I am a white, educated woman, and that matters in this context. Forgive me for the detail I’m about to add as I to try to shine a light on my observation. Hopefully, you will find it enlightening, or at minimum, conversation-starting.
It was after just a few minutes of friendly exchanges with the police officer that I began to warm up to the conversation. We’d just started talking about officers we both know when a white male, perhaps in his 40s, approached. He interrupted me mid-sentence and gave a facile apology, appearing to indicate that he was going to be quick about his point. He was not. Note also that there were other officers not talking with any citizens at that moment, so it would have been easy for this man to find himself in the audience of a cop without interrupting my conversation.

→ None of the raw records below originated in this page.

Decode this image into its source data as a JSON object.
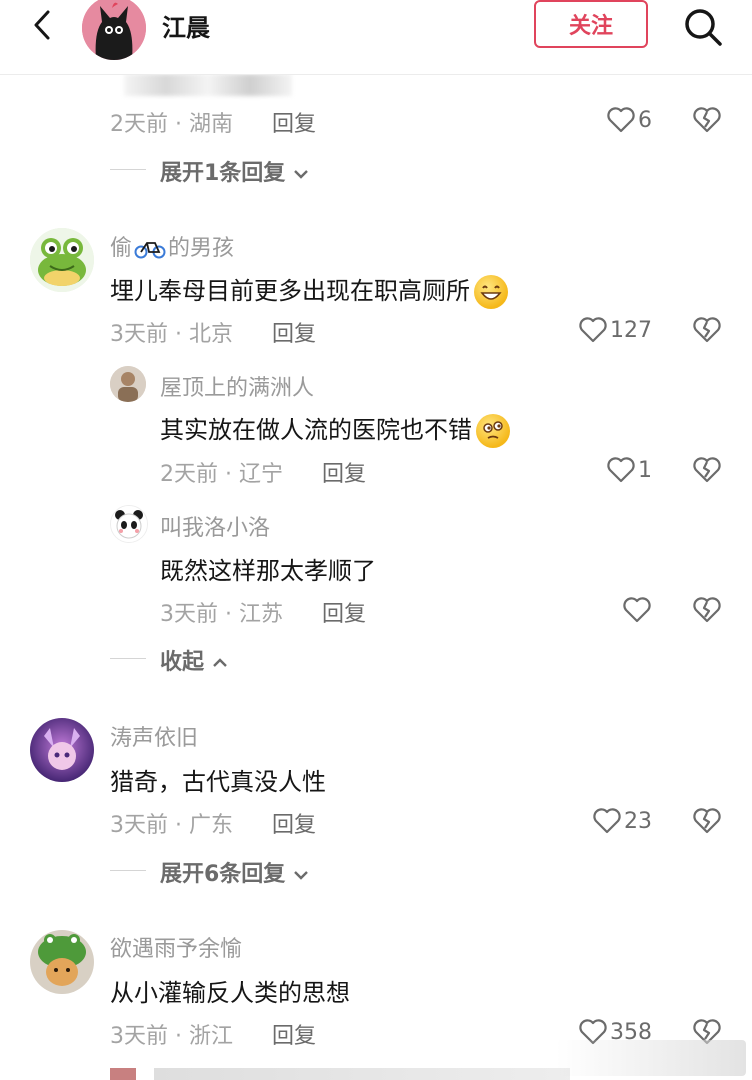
{
  "header": {
    "title": "江晨",
    "follow_label": "关注",
    "back_icon": "chevron-left-icon",
    "search_icon": "search-icon"
  },
  "colors": {
    "accent": "#e0445c",
    "meta": "#a3a3a3",
    "text": "#161616"
  },
  "top_partial": {
    "time_location": "2天前 · 湖南",
    "reply_label": "回复",
    "likes": "6",
    "expand_label": "展开1条回复"
  },
  "comments": [
    {
      "username_pre": "偷",
      "username_post": "的男孩",
      "text": "埋儿奉母目前更多出现在职高厕所",
      "time_location": "3天前 · 北京",
      "reply_label": "回复",
      "likes": "127",
      "replies": [
        {
          "username": "屋顶上的满洲人",
          "text": "其实放在做人流的医院也不错",
          "time_location": "2天前 · 辽宁",
          "reply_label": "回复",
          "likes": "1"
        },
        {
          "username": "叫我洛小洛",
          "text": "既然这样那太孝顺了",
          "time_location": "3天前 · 江苏",
          "reply_label": "回复",
          "likes": ""
        }
      ],
      "collapse_label": "收起"
    },
    {
      "username": "涛声依旧",
      "text": "猎奇，古代真没人性",
      "time_location": "3天前 · 广东",
      "reply_label": "回复",
      "likes": "23",
      "expand_label": "展开6条回复"
    },
    {
      "username": "欲遇雨予余愉",
      "text": "从小灌输反人类的思想",
      "time_location": "3天前 · 浙江",
      "reply_label": "回复",
      "likes": "358"
    }
  ]
}
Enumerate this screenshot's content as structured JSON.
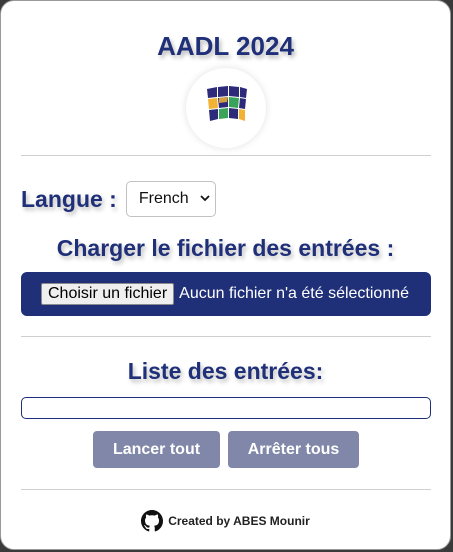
{
  "header": {
    "title": "AADL 2024"
  },
  "language": {
    "label": "Langue :",
    "selected": "French"
  },
  "upload": {
    "title": "Charger le fichier des entrées :",
    "button_label": "Choisir un fichier",
    "status": "Aucun fichier n'a été sélectionné"
  },
  "entries": {
    "title": "Liste des entrées:",
    "value": ""
  },
  "actions": {
    "start_all": "Lancer tout",
    "stop_all": "Arrêter tous"
  },
  "footer": {
    "credit": "Created by ABES Mounir",
    "icon": "github-icon"
  },
  "colors": {
    "primary": "#1f2f78",
    "button_disabled": "#8087a8"
  }
}
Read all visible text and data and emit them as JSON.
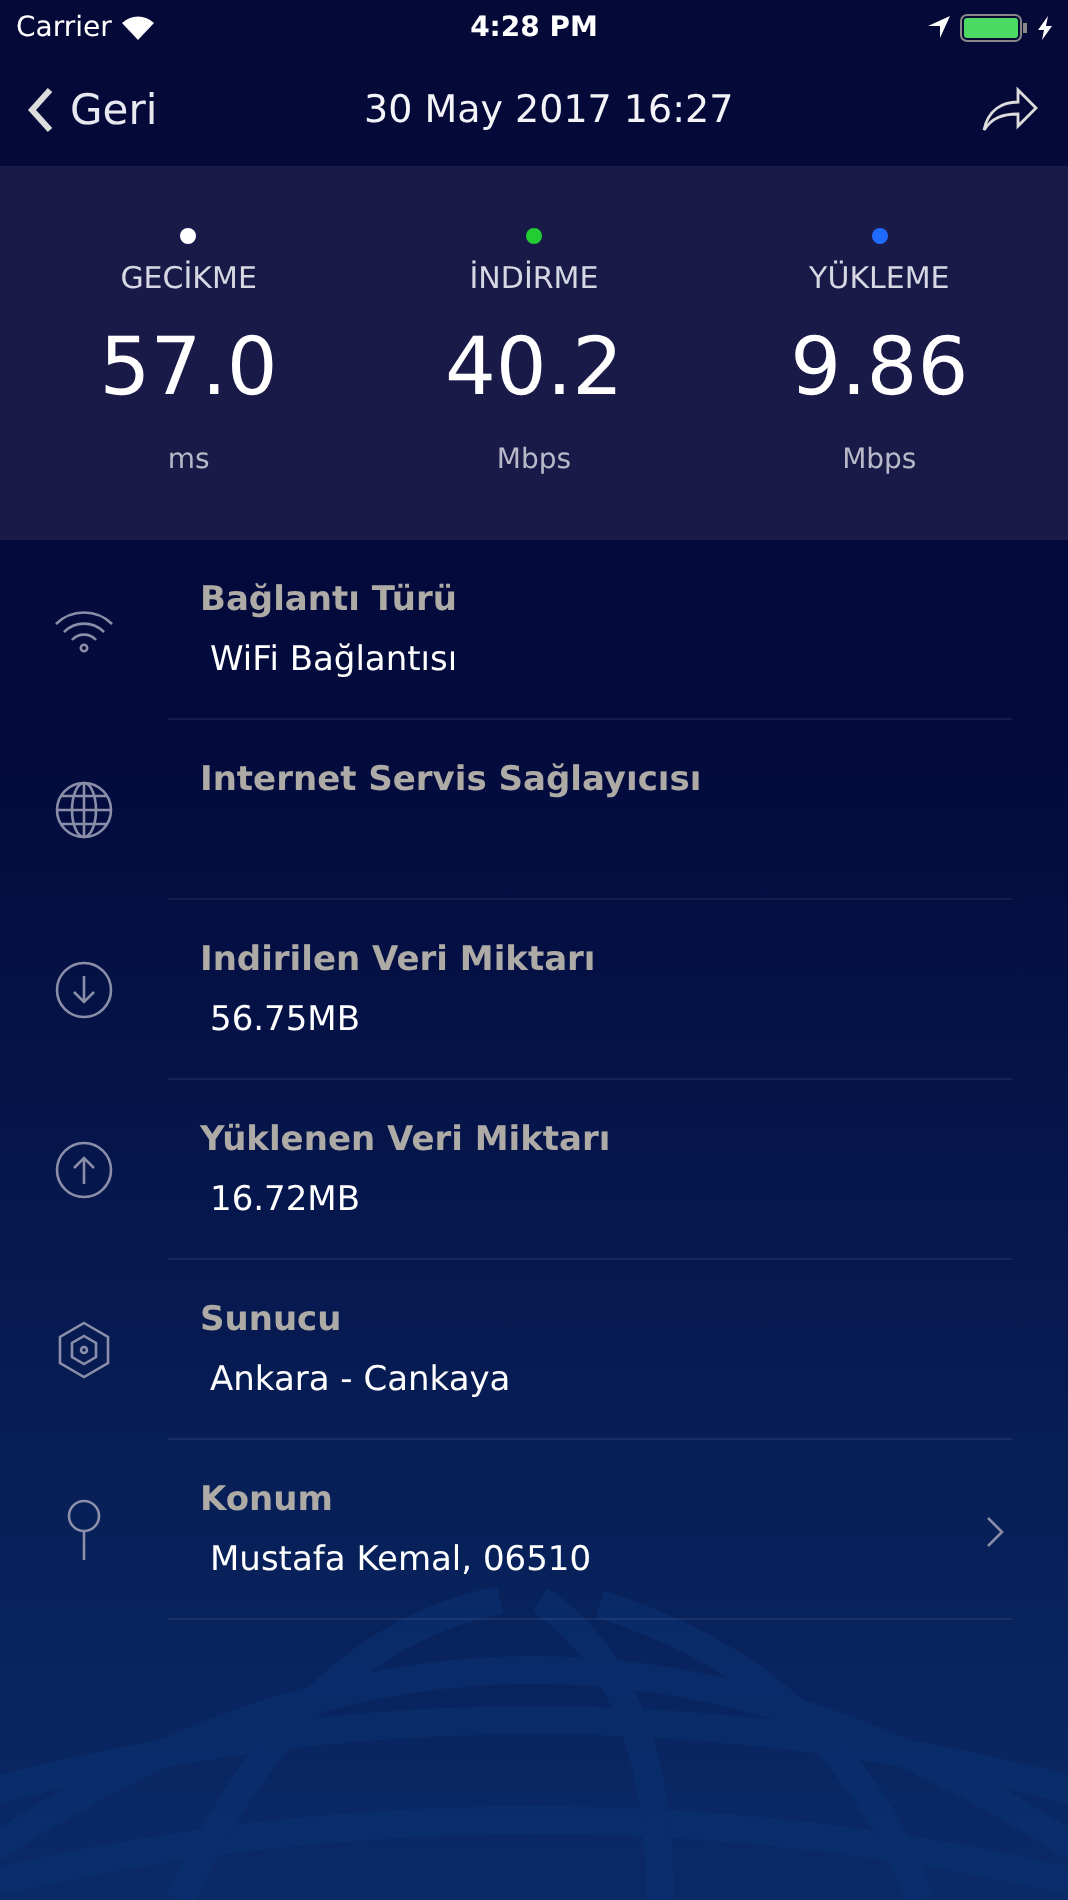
{
  "status_bar": {
    "carrier": "Carrier",
    "time": "4:28 PM"
  },
  "nav": {
    "back": "Geri",
    "title": "30 May 2017 16:27"
  },
  "metrics": [
    {
      "label": "GECİKME",
      "value": "57.0",
      "unit": "ms",
      "color": "#ffffff"
    },
    {
      "label": "İNDİRME",
      "value": "40.2",
      "unit": "Mbps",
      "color": "#22cc33"
    },
    {
      "label": "YÜKLEME",
      "value": "9.86",
      "unit": "Mbps",
      "color": "#1f6bff"
    }
  ],
  "details": [
    {
      "kind": "wifi",
      "title": "Bağlantı Türü",
      "value": "WiFi Bağlantısı",
      "has_detail": false
    },
    {
      "kind": "globe",
      "title": "Internet Servis Sağlayıcısı",
      "has_detail": false
    },
    {
      "kind": "download",
      "title": "Indirilen Veri Miktarı",
      "value": "56.75MB",
      "has_detail": false
    },
    {
      "kind": "upload",
      "title": "Yüklenen Veri Miktarı",
      "value": "16.72MB",
      "has_detail": false
    },
    {
      "kind": "server",
      "title": "Sunucu",
      "value": "Ankara - Cankaya",
      "has_detail": false
    },
    {
      "kind": "pin",
      "title": "Konum",
      "value": "Mustafa Kemal, 06510",
      "has_detail": true
    }
  ]
}
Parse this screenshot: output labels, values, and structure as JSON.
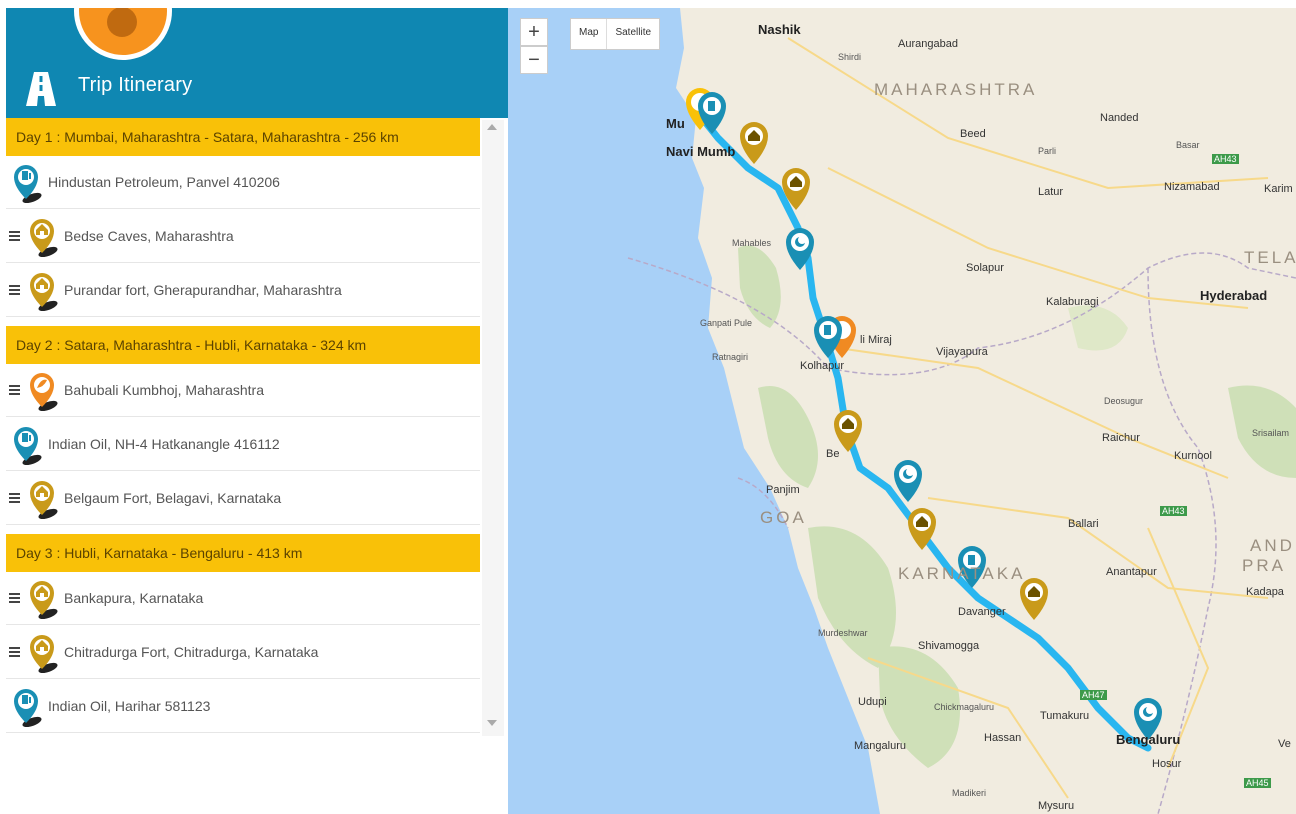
{
  "app": {
    "title": "Trip Itinerary"
  },
  "itinerary": [
    {
      "type": "day",
      "label": "Day 1 : Mumbai, Maharashtra - Satara, Maharashtra - 256 km"
    },
    {
      "type": "stop",
      "kind": "fuel",
      "label": "Hindustan Petroleum, Panvel 410206"
    },
    {
      "type": "stop",
      "kind": "monument",
      "label": "Bedse Caves, Maharashtra"
    },
    {
      "type": "stop",
      "kind": "monument",
      "label": "Purandar fort, Gherapurandhar, Maharashtra"
    },
    {
      "type": "day",
      "label": "Day 2 : Satara, Maharashtra - Hubli, Karnataka - 324 km"
    },
    {
      "type": "stop",
      "kind": "food",
      "label": "Bahubali Kumbhoj, Maharashtra"
    },
    {
      "type": "stop",
      "kind": "fuel",
      "label": "Indian Oil, NH-4 Hatkanangle 416112"
    },
    {
      "type": "stop",
      "kind": "monument",
      "label": "Belgaum Fort, Belagavi, Karnataka"
    },
    {
      "type": "day",
      "label": "Day 3 : Hubli, Karnataka - Bengaluru - 413 km"
    },
    {
      "type": "stop",
      "kind": "monument",
      "label": "Bankapura, Karnataka"
    },
    {
      "type": "stop",
      "kind": "monument",
      "label": "Chitradurga Fort, Chitradurga, Karnataka"
    },
    {
      "type": "stop",
      "kind": "fuel",
      "label": "Indian Oil, Harihar 581123"
    }
  ],
  "map": {
    "zoom_in": "+",
    "zoom_out": "−",
    "type_map": "Map",
    "type_satellite": "Satellite",
    "labels": {
      "nashik": "Nashik",
      "aurangabad": "Aurangabad",
      "shirdi": "Shirdi",
      "maharashtra": "MAHARASHTRA",
      "nanded": "Nanded",
      "beed": "Beed",
      "parli": "Parli",
      "basar": "Basar",
      "nizamabad": "Nizamabad",
      "karim": "Karim",
      "latur": "Latur",
      "navi_mumbai": "Navi Mumb",
      "mahabaleshwar": "Mahables",
      "solapur": "Solapur",
      "tela": "TELA",
      "hyderabad": "Hyderabad",
      "kalaburagi": "Kalaburagi",
      "ganpatipule": "Ganpati Pule",
      "ratnagiri": "Ratnagiri",
      "miraj": "li Miraj",
      "vijayapura": "Vijayapura",
      "kolhapur": "Kolhapur",
      "deosugur": "Deosugur",
      "raichur": "Raichur",
      "srisailam": "Srisailam",
      "kurnool": "Kurnool",
      "panjim": "Panjim",
      "goa": "GOA",
      "ballari": "Ballari",
      "karnataka": "KARNATAKA",
      "anantapur": "Anantapur",
      "andhra": "AND",
      "pradesh": "PRA",
      "kadapa": "Kadapa",
      "murdeshwar": "Murdeshwar",
      "davangere": "Davanger",
      "shivamogga": "Shivamogga",
      "udupi": "Udupi",
      "chickmagaluru": "Chickmagaluru",
      "tumakuru": "Tumakuru",
      "mangaluru": "Mangaluru",
      "hassan": "Hassan",
      "bengaluru": "Bengaluru",
      "hosur": "Hosur",
      "madikeri": "Madikeri",
      "mysuru": "Mysuru",
      "vel": "Ve",
      "ah43": "AH43",
      "ah45": "AH45",
      "ah47": "AH47",
      "mu": "Mu",
      "be": "Be"
    }
  },
  "colors": {
    "header": "#0f87b2",
    "day_bar": "#f9c108",
    "route": "#29b6f0",
    "sea": "#a8d0f7",
    "land": "#f1ece0",
    "pin_fuel": "#1a8fb4",
    "pin_monument": "#c99a1a",
    "pin_food": "#f08a22"
  }
}
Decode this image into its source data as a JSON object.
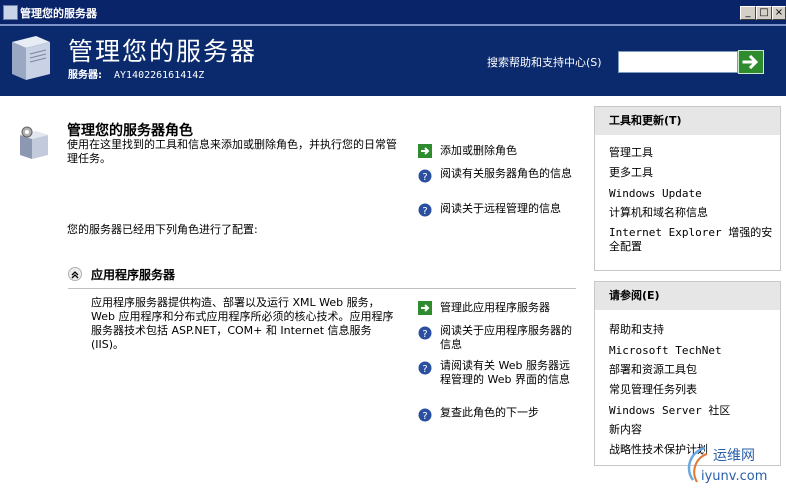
{
  "window": {
    "title": "管理您的服务器"
  },
  "header": {
    "title": "管理您的服务器",
    "server_label": "服务器:",
    "server_name": "AY140226161414Z",
    "search_label": "搜索帮助和支持中心(S)",
    "search_value": ""
  },
  "main": {
    "title": "管理您的服务器角色",
    "description": "使用在这里找到的工具和信息来添加或删除角色，并执行您的日常管理任务。",
    "links": [
      {
        "label": "添加或删除角色",
        "icon": "green-arrow-icon"
      },
      {
        "label": "阅读有关服务器角色的信息",
        "icon": "help-icon"
      },
      {
        "label": "阅读关于远程管理的信息",
        "icon": "help-icon"
      }
    ],
    "configured_text": "您的服务器已经用下列角色进行了配置:"
  },
  "role": {
    "title": "应用程序服务器",
    "description": "应用程序服务器提供构造、部署以及运行 XML Web 服务，Web 应用程序和分布式应用程序所必须的核心技术。应用程序服务器技术包括 ASP.NET，COM+ 和 Internet 信息服务(IIS)。",
    "links": [
      {
        "label": "管理此应用程序服务器",
        "icon": "green-arrow-icon"
      },
      {
        "label": "阅读关于应用程序服务器的信息",
        "icon": "help-icon"
      },
      {
        "label": "请阅读有关 Web 服务器远程管理的 Web 界面的信息",
        "icon": "help-icon"
      },
      {
        "label": "复查此角色的下一步",
        "icon": "help-icon"
      }
    ]
  },
  "tools_panel": {
    "title": "工具和更新(T)",
    "items": [
      "管理工具",
      "更多工具",
      "Windows Update",
      "计算机和域名称信息",
      "Internet Explorer 增强的安全配置"
    ]
  },
  "see_also_panel": {
    "title": "请参阅(E)",
    "items": [
      "帮助和支持",
      "Microsoft TechNet",
      "部署和资源工具包",
      "常见管理任务列表",
      "Windows Server 社区",
      "新内容",
      "战略性技术保护计划"
    ]
  },
  "watermark": {
    "text1": "运维网",
    "text2": "iyunv.com"
  },
  "colors": {
    "header_bg": "#0b2a6e",
    "title_bg": "#0a246a",
    "go_green": "#2e8b2e",
    "panel_head": "#e6e6e6"
  }
}
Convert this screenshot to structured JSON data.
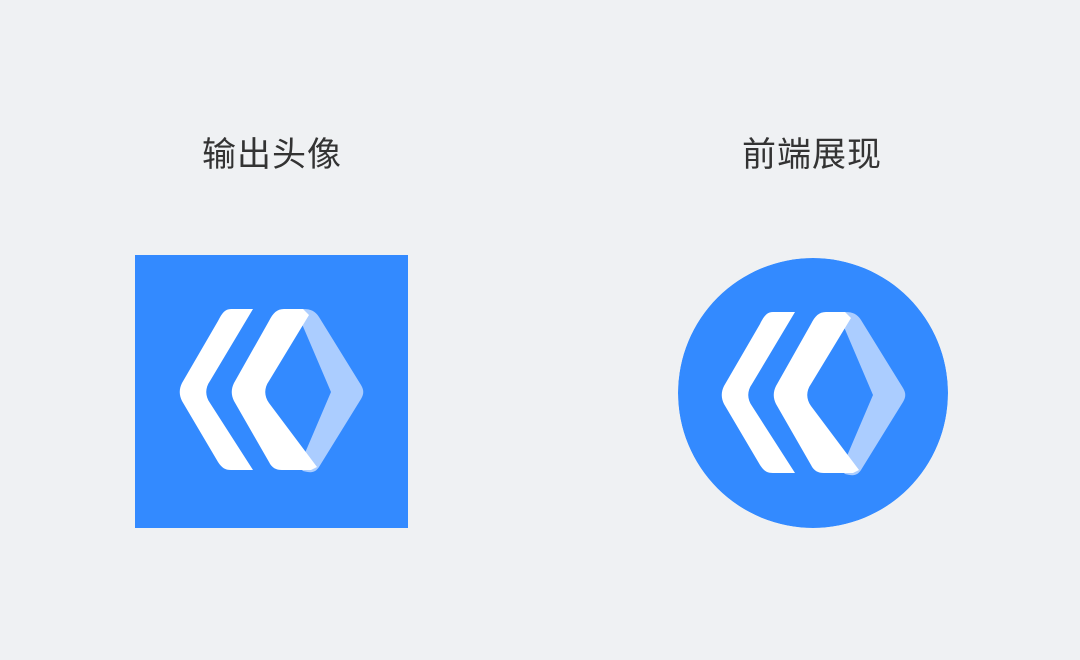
{
  "left": {
    "label": "输出头像"
  },
  "right": {
    "label": "前端展现"
  },
  "colors": {
    "background": "#eff1f3",
    "brand": "#338aff",
    "mark_primary": "#ffffff",
    "mark_secondary": "#abcdff",
    "label_text": "#333333"
  },
  "logo": {
    "icon": "brand-logo-icon"
  }
}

To the interrupter, I was insignificant, perhaps even a target, considering the ease with which he could have spoken with any number of available officers. The officer with whom I was conversing acquiesced to a cultural norm that ignores some people and gives power to others, especially if they simply step in and take it, or dare I say, steal it.
This is the very definition of white-male privilege. As a woman, I have had similar experiences thousands of times over my lifetime. This was a subtle but effective way to exert power over a woman, overtly by the man who interrupted and unintentionally by the officer who enabled this rude moment. Again, it is a familiar experience. Women endure it everywhere. So do people of color. I can extrapolate from my experience and know that it is familiar also to that black father and the little girl he had with him, which is likely why he was so avoidant of interaction with the cops and their free doughnuts. This is why my tears escaped.
This officer enabled something that, in that parking lot, was minor. He was polite in the ways that every nice Minnesotan is taught to be. If you scale that moment across thousands of people over decades, our current cultural crisis can be seen. These cultural norms, the very norms that teach us what it means to be nice and to be polite, actually feed into a deep chasm that is causing emotions to flare and people who need each other to be divided. It is putting lives in peril.
My hope is that the minor, simple-to-understand story of a retired teacher who was rudely interrupted by a boorish white male might be used to help lubricate the more friction-prone conversations surrounding police and people of color. This officer meant no malice, and likely saw none. Hopefully, you can also see evidence of deep-seated problems in this officer’s moment in the parking lot. He is an obviously kind man whose polite manner fuels the anger that seems to be igniting with more frequency, endangering the lives of both those who serve and those citizens who are served.
“Follow the money” is an adage that helps us ferret out corruption. Alter that to read “follow the power” and it might help shed light on when to take the conversation away from someone behaving in entitled ways and hand it to those whose voice deserves to be heard.
Beverly Koopman lives in Buffalo, Minn.